Gustavo Adolfo Bécquer
Gustavo Adolfo Bécquer, a Romantic lyric poet who is regarded as one of the first modern Spanish poets, was born on February 17, 1836, in Seville, Spain. He was one of eight children born to Joaquina Bastida y Vargas and the painter José Domínguez Bécquer, who adopted the Bécquer surname as an acknowledgement of his family’s Flemish ancestors. The elder Bécquer died in 1841, and his wife passed away in 1847. Gustavo Bécquer first attended the School of San Antonio Abad, then, at age ten, he enrolled at the Colegio de Náutica de San Telmo [Nautical School of San Telmo]. He and his brother, Valeriano, who later became renowned as a painter and graphic artist working in the Costumbrismo style, were briefly taken in by their aunt, María Bastida. When the naval school shut down, Bécquer moved in with his godmother, Manuela Monahay, a wealthy woman with an impressive library. Bécquer became an avid reader, in addition to studying painting in an uncle’s studio. The same uncle encouraged Bécquer to resume his studies and paid for the boy’s courses in Latin.
In October 1854, Bécquer moved to Madrid with a couple of childhood friends, eschewing his godmother’s plans for him to become a merchant. For a short time, he worked for the writer Gabriel Hugelman. Through his friend, the writer Ramón Rodríguez Correa, who later helped preserve Bécquer’s literary legacy, Bécquer got a post at the Department of Public Works, but did not last long in his role as a clerk. In 1859, while collaborating with his frequent writing partner, Luis García Luna, and writing under the name of Adolfo García, Bécquer wrote several zarzuelas, or Spanish operas, including the one-act farce Las distracciones. He also penned an adaptation of Victor Hugo’s The Hunchback of Notre Dame, which he titled El aderezo de esmeraldas. After several failed attempts to start a newspaper with García Luna and one of his Sevillian childhood friends, Julio Nombela, Bécquer began contributing work to periodicals. From 1861 to 1868, he contributed prose work, particularly art criticism, to the newspaper El Contemporáneo. He also published in the magazines La España Musical y Literaria, El Mundo, and El Porvenir.

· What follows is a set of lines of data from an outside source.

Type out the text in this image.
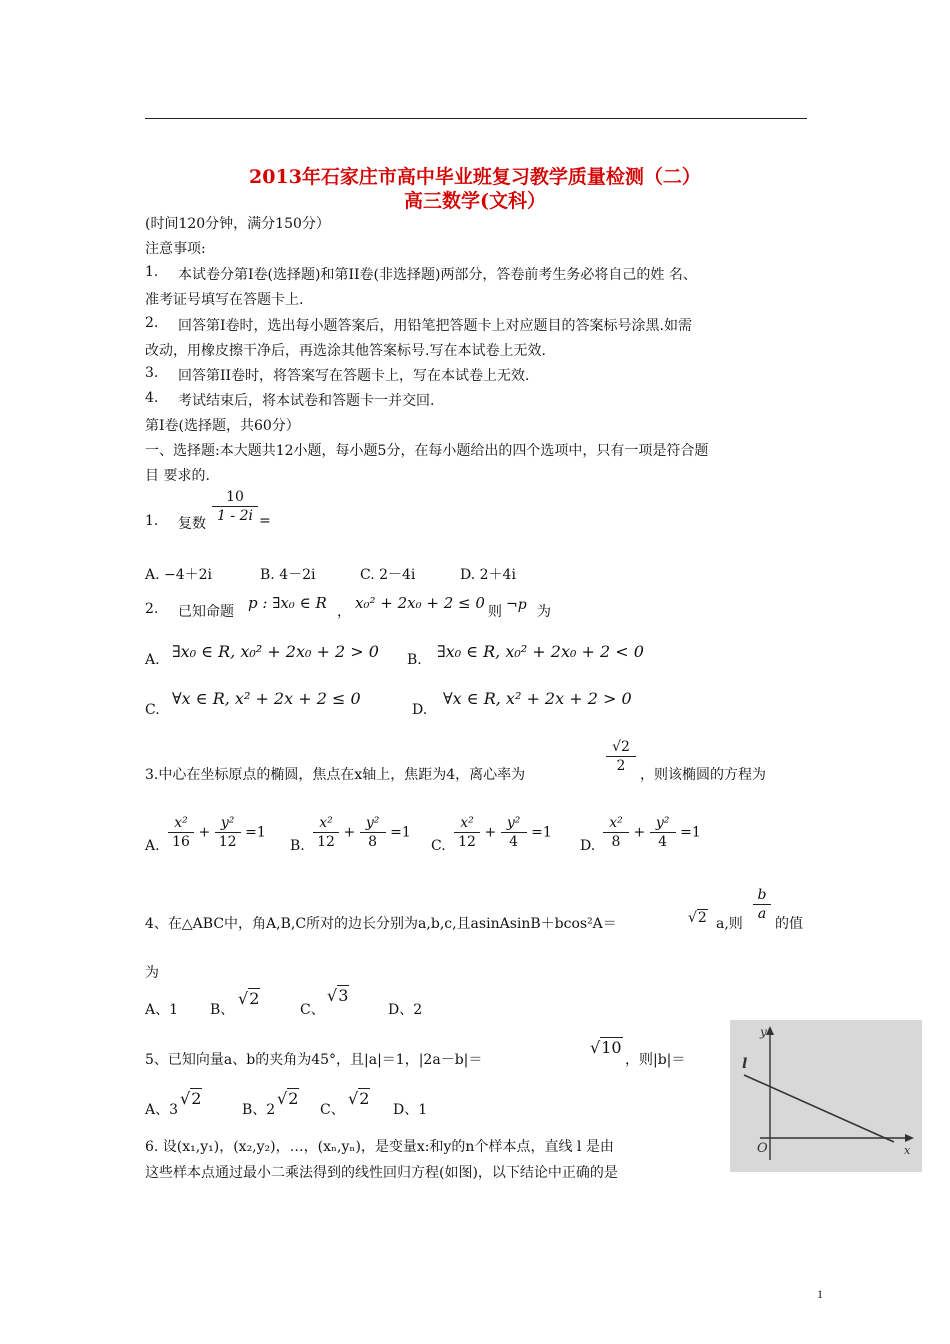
2013年石家庄市高中毕业班复习教学质量检测（二）
高三数学(文科）
(时间120分钟，满分150分）
注意事项:
1. 本试卷分第Ⅰ卷(选择题)和第II卷(非选择题)两部分，答卷前考生务必将自己的姓 名、
准考证号填写在答题卡上.
2. 回答第Ⅰ卷时，选出每小题答案后，用铅笔把答题卡上对应题目的答案标号涂黑.如需
改动，用橡皮擦干净后，再选涂其他答案标号.写在本试卷上无效.
3. 回答第II卷时，将答案写在答题卡上，写在本试卷上无效.
4. 考试结束后，将本试卷和答题卡一并交回.
第Ⅰ卷(选择题，共60分）
一、选择题:本大题共12小题，每小题5分，在每小题给出的四个选项中，只有一项是符合题
目 要求的.
1. 复数 $\frac{10}{1 - 2i}$ =
A. −4＋2i	B. 4－2i	C. 2－4i	D. 2＋4i
2. 已知命题 p : ∃x₀ ∈ R ， x₀² + 2x₀ + 2 ≤ 0 则 ¬p 为
A. ∃x₀ ∈ R, x₀² + 2x₀ + 2 > 0 B. ∃x₀ ∈ R, x₀² + 2x₀ + 2 < 0
C.
∀x ∈ R, x² + 2x + 2 ≤ 0
D.
∀x ∈ R, x² + 2x + 2 > 0
3.中心在坐标原点的椭圆，焦点在x轴上，焦距为4，离心率为	$\frac{√2}{2}$ ，则该椭圆的方程为
A. $\frac{\text{x²}}{16} + \frac{\text{y²}}{12} =1$
B. $\frac{\text{x²}}{12} + \frac{\text{y²}}{8} =1$
C. $\frac{\text{x²}}{12} + \frac{\text{y²}}{4} =1$
D. $\frac{\text{x²}}{8} + \frac{\text{y²}}{4} =1$
4、在△ABC中，角A,B,C所对的边长分别为a,b,c,且asinAsinB＋bcos²A＝	√2 a,则
$\frac{b}{a}$
的值
为
A、1 B、
√2
C、
√3
D、2
5、已知向量a、b的夹角为45°，且|a|＝1，|2a－b|＝
√10
，则|b|＝
A、3
√2
B、2
√2
C、
√2
D、1
6. 设(x₁,y₁)，(x₂,y₂)，…，(xₙ,yₙ)，是变量x:和y的n个样本点，直线 l 是由
这些样本点通过最小二乘法得到的线性回归方程(如图)，以下结论中正确的是
y
x
O
l
1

Bécquer’s works in poetry and prose include Historia de los templos de España [History of the Temples of Spain] (Imprenta y Estereotipia Española de los señores Nieto y Compañía, 1857), a study of Spain’s monumental architecture that he began in June 1857 but was unable to complete due both to the bankruptcy of his publisher and Bécquer’s persistent struggles with illness. Only one volume of the work was published. Bécquer also published the autobiography Desde mi celda [From My Cell] (1864), which was composed at Veruela Abbey, a monastery in northern Spain. He is best known for Rimas y leyendas [Rhymes and Legends], also known as Obras [Works] (Imprenta de T. Fortanet, 1871), a posthumous two-volume collection of Bécquer’s poetry and prose, which eventually expanded into multiple volumes with the addition of his journalistic work and drawings by Valeriano. Several English translations of Bécquer’s work were also posthumously published, including Poems of Gustavo Adolfo Bécquer (Kegan Paul, Trench, Trübner & Co., Ltd., 1891), which was translated into English by Mason Carnes.
After a short lifetime beset by both poor health and financial difficulties, Gustavo Adolfo Bécquer died in Madrid on December 22, 1870. His brother, Valeriano, had died three months earlier.